Let the first odd number be 2k+1, then the next odd number is is 2(k+1)+1=2k+3.
Then 5*(2k+1)=3*(2k+3)+54 so
10k+5=6k+9+54 thus
4k=58
Since 4 does not divide 58 there is no k to satisfy the integers, so the answer is no, the integers don't exist.
The closest k's we could use are 14 and 15.
Consider k=14, then 2k+1=29 and 2k+3=31
We find 5*29=145, 3*31=93 and 145-93=52
Consider k=15, then 2k+1=31 and 2k+3=33
We find 5*31=155, 3*33=99 and 155-99=56
Check that the problem was entered correctly and that I read it correctly.
Since 5x = 3(x + 2) + =54, 2x = 60 making x = 30 and (x + 2) = 32.
I guess not.
To determine whether there are 2 consecutive odd integers that satisfy the given condition, we can follow these steps:
1. Assume the first odd integer as 2k+1, where k is an integer. This is because odd integers can be represented as 2k+1, where k takes different integer values.
2. The second odd integer would be the next consecutive odd number, which can be represented as 2(k+1)+1 = 2k+3.
3. Set up the equation based on the given condition: 5 times the first integer exceeds three times the second integer by 54. So, 5(2k+1) = 3(2k+3) + 54.

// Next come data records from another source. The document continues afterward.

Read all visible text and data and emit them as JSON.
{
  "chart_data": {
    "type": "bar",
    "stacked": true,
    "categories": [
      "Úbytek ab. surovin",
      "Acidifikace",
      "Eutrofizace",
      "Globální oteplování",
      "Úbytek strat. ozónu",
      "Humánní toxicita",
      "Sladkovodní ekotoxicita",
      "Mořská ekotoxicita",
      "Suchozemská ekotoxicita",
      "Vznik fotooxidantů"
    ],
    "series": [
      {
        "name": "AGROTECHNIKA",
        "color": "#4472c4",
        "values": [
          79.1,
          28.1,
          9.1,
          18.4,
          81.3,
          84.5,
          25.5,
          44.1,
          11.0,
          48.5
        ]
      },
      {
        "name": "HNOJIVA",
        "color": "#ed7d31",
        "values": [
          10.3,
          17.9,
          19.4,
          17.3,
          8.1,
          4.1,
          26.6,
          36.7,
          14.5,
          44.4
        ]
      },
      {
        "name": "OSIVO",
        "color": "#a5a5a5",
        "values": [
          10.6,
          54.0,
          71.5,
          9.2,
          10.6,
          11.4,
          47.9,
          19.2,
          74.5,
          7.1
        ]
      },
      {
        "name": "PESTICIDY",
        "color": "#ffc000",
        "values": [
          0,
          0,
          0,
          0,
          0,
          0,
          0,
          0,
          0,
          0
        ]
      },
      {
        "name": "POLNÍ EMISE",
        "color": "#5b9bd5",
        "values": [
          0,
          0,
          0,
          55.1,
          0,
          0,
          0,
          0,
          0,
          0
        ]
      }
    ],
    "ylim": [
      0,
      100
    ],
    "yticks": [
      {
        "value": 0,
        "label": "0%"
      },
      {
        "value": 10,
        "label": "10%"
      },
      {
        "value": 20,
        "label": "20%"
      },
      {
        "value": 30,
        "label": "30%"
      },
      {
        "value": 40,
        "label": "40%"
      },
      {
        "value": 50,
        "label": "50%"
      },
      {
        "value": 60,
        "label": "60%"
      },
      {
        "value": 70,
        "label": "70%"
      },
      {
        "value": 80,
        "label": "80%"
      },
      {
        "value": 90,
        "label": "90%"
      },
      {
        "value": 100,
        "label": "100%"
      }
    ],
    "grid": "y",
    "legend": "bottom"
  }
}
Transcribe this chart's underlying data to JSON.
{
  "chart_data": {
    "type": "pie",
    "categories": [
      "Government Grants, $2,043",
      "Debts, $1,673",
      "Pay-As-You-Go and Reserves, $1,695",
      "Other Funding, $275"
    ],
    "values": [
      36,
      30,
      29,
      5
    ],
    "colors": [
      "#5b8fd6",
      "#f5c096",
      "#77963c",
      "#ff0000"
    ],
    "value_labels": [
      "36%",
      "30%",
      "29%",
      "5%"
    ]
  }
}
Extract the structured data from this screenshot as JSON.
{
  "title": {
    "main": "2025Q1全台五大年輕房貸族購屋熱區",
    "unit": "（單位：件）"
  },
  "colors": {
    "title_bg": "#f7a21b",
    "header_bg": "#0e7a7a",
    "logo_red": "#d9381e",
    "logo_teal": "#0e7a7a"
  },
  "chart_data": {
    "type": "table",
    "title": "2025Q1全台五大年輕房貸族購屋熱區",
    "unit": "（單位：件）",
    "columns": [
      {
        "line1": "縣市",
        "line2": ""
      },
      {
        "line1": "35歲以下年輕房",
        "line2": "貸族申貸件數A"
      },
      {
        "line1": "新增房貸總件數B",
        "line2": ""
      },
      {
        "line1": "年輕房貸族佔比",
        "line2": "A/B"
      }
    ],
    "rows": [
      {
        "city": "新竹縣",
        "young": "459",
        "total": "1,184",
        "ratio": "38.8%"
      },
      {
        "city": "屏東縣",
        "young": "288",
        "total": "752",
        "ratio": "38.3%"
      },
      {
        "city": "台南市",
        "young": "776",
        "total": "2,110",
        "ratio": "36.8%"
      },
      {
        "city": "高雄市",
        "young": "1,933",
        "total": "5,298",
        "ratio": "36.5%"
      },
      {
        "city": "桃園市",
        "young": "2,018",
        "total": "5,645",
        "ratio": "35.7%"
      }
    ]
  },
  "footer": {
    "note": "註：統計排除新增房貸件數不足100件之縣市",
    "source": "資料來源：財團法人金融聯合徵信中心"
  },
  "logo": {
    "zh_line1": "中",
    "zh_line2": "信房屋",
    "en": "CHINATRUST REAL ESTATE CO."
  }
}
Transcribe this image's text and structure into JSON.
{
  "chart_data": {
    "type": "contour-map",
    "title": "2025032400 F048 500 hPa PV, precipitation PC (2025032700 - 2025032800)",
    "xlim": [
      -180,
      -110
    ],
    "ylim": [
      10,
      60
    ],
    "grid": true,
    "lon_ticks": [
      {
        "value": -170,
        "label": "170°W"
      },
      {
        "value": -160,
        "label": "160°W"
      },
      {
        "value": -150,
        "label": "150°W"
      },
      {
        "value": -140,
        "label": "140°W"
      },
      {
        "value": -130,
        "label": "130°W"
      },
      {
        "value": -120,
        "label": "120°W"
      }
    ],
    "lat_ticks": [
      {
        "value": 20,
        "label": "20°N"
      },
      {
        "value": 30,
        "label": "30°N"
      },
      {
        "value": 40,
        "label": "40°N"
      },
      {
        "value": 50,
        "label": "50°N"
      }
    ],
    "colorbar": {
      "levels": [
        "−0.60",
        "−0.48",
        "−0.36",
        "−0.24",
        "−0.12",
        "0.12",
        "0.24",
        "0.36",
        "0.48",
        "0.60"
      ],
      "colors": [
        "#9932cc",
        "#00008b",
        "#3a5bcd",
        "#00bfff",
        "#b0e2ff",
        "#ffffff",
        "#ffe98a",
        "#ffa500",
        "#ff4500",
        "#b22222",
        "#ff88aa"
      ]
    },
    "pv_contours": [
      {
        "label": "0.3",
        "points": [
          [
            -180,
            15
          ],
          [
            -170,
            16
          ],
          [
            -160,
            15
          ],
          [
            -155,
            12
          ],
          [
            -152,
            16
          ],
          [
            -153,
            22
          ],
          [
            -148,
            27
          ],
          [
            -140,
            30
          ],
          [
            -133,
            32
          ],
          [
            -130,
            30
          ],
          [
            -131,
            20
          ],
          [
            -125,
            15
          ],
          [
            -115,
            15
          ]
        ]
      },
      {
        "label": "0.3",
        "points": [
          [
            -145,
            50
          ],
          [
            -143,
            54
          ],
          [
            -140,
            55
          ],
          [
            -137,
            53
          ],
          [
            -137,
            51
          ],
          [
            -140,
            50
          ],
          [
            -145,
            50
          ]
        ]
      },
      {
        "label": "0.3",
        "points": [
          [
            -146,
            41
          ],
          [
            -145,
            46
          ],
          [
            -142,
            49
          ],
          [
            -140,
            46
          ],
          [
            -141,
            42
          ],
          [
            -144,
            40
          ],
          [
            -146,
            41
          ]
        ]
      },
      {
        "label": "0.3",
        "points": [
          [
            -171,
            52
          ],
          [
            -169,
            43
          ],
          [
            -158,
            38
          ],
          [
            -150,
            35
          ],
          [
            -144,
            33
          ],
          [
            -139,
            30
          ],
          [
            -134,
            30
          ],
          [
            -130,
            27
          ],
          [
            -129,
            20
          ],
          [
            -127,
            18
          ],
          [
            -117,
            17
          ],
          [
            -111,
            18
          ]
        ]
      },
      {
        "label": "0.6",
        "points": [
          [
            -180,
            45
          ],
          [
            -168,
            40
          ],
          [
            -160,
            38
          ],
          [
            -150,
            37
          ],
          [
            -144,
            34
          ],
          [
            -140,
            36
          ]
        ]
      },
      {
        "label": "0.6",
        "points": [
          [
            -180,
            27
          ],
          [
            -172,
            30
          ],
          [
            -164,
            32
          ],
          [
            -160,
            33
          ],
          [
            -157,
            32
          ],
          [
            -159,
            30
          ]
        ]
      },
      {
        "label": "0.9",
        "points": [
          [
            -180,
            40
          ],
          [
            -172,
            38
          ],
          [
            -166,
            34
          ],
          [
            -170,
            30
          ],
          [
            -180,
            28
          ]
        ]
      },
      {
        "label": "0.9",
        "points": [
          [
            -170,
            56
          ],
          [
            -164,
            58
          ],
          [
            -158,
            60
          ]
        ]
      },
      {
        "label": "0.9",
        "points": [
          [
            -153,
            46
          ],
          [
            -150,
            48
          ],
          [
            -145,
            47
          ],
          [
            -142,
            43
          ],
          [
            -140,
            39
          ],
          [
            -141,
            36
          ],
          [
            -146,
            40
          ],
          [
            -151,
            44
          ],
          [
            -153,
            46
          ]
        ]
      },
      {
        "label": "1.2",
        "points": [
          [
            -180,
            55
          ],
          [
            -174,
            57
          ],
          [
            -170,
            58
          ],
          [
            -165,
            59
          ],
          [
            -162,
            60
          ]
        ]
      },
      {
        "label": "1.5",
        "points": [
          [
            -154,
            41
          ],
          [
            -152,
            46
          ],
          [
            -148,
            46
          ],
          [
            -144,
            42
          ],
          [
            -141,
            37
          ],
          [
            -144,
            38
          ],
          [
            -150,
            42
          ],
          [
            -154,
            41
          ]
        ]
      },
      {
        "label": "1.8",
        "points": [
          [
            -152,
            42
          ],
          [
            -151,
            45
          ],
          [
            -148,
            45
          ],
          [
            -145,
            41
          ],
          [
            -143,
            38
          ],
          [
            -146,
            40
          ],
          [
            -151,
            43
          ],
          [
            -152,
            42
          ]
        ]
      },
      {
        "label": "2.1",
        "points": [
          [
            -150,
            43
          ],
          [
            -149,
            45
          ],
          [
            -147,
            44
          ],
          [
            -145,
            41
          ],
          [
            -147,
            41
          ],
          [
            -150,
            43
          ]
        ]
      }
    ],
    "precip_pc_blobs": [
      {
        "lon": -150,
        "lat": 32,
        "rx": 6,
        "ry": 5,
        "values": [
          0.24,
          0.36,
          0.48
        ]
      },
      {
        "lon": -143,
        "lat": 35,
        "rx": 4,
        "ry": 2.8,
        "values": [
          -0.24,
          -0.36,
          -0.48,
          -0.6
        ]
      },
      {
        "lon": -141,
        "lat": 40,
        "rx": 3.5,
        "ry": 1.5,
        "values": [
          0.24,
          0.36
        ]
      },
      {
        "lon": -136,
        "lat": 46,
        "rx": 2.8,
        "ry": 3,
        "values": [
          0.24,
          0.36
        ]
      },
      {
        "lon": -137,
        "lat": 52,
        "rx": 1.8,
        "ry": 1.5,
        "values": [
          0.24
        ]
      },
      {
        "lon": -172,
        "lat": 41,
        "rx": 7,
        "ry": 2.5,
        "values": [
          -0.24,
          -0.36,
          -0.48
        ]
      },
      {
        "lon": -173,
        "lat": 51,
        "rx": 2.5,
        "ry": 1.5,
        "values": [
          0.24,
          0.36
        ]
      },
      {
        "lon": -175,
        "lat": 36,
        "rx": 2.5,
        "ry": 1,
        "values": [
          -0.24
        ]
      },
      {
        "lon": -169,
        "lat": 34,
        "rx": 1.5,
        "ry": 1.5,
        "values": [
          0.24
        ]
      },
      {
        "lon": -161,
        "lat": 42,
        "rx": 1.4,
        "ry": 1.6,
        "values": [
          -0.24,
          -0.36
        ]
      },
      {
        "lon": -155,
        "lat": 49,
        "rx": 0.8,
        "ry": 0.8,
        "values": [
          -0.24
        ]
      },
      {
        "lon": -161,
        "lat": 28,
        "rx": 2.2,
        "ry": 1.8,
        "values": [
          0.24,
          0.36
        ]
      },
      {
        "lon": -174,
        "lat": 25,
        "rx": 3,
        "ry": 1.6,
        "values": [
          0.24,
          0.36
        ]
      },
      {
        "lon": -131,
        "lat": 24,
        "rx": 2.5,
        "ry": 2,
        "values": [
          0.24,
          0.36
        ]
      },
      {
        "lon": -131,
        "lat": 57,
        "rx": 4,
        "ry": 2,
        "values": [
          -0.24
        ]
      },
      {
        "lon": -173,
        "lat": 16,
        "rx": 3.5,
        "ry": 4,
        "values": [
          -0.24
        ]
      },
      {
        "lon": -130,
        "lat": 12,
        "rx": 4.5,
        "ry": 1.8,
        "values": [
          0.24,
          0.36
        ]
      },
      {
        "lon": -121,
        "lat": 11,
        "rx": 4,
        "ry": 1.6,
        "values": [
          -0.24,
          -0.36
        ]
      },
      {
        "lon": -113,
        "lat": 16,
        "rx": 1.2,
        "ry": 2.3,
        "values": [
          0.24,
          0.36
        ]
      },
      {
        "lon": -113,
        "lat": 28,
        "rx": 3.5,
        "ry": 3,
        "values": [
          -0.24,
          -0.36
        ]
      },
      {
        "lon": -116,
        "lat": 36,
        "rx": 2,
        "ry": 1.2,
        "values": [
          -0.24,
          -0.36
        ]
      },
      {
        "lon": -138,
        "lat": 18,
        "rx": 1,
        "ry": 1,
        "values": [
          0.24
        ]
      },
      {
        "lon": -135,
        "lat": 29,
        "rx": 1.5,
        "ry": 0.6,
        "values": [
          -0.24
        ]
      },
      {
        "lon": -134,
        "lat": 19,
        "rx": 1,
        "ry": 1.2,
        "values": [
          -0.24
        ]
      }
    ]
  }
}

4. Simplify the equation using algebraic operations. Expand and group like terms: 10k+5 = 6k+9+54.
5. Further simplify the equation: 10k+5 = 6k+63.
6. Solve for k: Subtract 6k from both sides and subtract 5 from both sides: 4k = 58.
7. Determine if the equation has a solution by checking if 4 divides evenly into 58. In this case, it does not, so there is no integer solution for k.
Therefore, there are no 2 consecutive odd integers such that 5 times the first integer exceeds three times the second integer by 54.